殻から出てきてこの手を空に2
「歩いてみよう?」
有紀ちゃんが歩き出したのを、少し歩幅を短く歩きついて行く。
左を見ても右を見ても恐怖に感じる表情にも見えないし、声も聞こえない。
弾む足音にはほど遠いが、足音が普段の足音と違って次第に軽快なリズムに変わっていく。

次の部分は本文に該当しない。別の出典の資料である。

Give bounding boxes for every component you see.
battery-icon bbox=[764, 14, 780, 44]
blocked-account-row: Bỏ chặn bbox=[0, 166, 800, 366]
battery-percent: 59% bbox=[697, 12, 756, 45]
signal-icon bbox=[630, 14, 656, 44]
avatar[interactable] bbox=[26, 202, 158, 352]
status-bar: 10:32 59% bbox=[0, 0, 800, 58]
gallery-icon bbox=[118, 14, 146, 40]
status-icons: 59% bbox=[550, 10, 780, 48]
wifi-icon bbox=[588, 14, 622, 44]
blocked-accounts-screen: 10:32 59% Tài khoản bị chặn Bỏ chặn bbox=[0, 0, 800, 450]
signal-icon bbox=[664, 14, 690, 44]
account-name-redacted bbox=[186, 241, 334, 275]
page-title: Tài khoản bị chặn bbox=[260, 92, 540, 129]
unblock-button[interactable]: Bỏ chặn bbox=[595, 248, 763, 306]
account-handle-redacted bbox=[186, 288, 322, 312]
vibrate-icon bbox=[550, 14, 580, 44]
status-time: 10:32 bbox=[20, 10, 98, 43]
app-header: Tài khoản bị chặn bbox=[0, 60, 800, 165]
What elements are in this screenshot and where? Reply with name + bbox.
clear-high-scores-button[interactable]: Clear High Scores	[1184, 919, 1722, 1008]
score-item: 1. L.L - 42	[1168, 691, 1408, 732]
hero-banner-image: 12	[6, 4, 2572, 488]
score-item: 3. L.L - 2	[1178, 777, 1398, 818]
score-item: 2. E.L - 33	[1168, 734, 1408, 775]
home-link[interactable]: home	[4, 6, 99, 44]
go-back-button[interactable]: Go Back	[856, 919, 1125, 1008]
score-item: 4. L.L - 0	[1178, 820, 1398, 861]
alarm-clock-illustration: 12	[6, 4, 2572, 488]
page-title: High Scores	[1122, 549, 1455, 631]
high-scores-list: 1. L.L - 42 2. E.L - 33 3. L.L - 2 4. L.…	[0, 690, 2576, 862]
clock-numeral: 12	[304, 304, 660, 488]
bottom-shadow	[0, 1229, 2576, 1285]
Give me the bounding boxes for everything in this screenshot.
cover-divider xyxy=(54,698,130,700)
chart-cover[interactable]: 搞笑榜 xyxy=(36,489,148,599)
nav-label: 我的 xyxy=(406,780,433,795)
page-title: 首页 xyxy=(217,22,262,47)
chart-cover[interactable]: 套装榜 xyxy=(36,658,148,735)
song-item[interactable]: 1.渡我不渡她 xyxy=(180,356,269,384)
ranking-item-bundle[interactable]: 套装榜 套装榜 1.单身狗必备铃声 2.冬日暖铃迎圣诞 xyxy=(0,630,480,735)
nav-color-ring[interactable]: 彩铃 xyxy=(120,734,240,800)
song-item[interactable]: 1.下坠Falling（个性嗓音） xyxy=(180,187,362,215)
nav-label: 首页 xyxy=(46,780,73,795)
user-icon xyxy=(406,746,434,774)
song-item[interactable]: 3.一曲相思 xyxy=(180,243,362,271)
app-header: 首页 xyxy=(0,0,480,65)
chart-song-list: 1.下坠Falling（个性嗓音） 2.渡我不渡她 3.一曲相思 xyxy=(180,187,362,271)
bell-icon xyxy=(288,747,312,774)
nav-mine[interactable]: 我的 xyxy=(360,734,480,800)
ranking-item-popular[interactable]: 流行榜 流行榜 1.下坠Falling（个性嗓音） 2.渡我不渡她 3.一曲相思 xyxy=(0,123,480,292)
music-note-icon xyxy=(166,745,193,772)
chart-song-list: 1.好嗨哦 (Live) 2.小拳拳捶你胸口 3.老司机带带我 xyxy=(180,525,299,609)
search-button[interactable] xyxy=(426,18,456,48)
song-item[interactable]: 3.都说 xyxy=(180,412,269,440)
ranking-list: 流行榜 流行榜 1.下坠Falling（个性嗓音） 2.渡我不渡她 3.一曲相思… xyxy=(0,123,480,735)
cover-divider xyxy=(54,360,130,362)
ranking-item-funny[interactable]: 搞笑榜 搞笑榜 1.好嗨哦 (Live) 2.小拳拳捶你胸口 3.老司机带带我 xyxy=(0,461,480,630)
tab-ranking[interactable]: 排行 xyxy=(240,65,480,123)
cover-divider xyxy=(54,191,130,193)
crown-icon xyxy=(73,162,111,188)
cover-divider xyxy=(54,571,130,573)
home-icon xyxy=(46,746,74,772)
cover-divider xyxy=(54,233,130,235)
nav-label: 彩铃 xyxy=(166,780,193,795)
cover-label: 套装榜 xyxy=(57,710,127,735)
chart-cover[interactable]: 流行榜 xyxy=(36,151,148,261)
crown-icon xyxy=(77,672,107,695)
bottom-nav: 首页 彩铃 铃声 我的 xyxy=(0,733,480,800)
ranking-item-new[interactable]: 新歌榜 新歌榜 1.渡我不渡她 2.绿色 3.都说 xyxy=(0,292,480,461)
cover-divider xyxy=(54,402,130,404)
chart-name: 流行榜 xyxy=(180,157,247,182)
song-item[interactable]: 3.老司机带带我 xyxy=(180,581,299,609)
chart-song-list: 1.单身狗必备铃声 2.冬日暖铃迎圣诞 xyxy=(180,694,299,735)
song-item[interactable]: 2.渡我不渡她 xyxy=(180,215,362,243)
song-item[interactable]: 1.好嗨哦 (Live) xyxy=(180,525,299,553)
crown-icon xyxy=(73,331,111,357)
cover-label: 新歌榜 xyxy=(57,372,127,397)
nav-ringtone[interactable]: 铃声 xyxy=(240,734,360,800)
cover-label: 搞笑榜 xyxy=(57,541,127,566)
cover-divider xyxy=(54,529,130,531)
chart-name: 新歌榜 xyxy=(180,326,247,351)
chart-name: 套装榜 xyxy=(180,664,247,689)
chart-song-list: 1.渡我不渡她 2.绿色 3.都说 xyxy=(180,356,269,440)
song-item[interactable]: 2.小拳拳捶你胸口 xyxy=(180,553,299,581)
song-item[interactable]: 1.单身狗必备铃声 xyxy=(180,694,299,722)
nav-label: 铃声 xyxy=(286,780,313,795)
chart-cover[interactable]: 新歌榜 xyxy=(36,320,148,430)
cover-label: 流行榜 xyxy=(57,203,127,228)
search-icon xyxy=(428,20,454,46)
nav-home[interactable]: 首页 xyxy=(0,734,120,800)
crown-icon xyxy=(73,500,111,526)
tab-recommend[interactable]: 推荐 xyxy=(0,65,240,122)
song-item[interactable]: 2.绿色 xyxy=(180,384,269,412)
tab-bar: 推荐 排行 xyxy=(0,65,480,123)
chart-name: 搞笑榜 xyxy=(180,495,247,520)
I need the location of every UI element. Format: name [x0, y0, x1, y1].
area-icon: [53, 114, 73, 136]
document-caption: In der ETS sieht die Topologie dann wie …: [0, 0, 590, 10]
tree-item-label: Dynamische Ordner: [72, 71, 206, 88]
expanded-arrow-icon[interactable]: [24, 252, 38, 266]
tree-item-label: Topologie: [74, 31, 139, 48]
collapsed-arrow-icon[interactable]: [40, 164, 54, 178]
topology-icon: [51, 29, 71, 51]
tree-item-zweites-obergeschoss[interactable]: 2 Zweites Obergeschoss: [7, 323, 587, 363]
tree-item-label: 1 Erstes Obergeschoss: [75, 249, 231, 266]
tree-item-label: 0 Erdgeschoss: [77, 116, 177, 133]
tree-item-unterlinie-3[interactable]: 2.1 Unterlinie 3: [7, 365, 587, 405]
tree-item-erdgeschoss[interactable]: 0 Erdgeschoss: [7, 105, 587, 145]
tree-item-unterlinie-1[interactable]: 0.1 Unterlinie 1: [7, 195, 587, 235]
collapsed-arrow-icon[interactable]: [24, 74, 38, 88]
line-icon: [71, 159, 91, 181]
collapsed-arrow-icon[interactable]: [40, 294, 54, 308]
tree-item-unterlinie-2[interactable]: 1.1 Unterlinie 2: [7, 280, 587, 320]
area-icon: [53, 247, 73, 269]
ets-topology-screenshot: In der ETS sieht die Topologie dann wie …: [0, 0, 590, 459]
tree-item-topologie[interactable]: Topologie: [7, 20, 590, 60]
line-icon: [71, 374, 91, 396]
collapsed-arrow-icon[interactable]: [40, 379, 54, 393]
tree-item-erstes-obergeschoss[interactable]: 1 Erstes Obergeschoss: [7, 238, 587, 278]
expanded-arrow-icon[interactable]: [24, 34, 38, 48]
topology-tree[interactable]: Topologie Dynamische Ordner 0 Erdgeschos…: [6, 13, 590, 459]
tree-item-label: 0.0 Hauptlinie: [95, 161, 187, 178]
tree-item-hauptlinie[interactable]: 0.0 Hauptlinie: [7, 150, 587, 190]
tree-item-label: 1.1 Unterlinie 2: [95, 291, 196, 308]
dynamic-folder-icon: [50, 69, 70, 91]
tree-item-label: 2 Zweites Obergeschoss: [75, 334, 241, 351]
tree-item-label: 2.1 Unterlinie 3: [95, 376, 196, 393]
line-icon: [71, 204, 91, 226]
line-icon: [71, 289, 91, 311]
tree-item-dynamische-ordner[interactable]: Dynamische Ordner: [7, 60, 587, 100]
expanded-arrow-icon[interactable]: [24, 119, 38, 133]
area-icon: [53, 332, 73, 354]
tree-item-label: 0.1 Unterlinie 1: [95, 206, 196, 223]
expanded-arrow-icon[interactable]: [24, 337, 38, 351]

地面を蹴る足音が、聞こえるぐらいに軽快なリズムに変わり始めた。
彼女に追いつき隣を歩く。
「春だね? 入学シーズンだけど、慎太くん、閉じこもった殻からの卒業は、どんな気分?」
「殻に閉じこもる理由が分らなくなった。外の景色がこんなにも綺麗だったなんて、思いもしなかった」
「外も人も怖くないでしょう?」
「うんっ!」
「卵から飛び出した雛になれたね?」
「雛だね」
二人声を出して笑うのを通行人が不思議そうに見て通り過ぎる。
温かい日差しが、手を伸ばして笑う慎太たちを包み込んだ。
だが、二人の仲が引き裂かれる事件が忍び寄っていた。隣で歩く彼女がたまに周りを気にして振り向くのをぼくは、自身の成長に喜びを噛みしめていて彼女の不安な表情に気がつかなかった。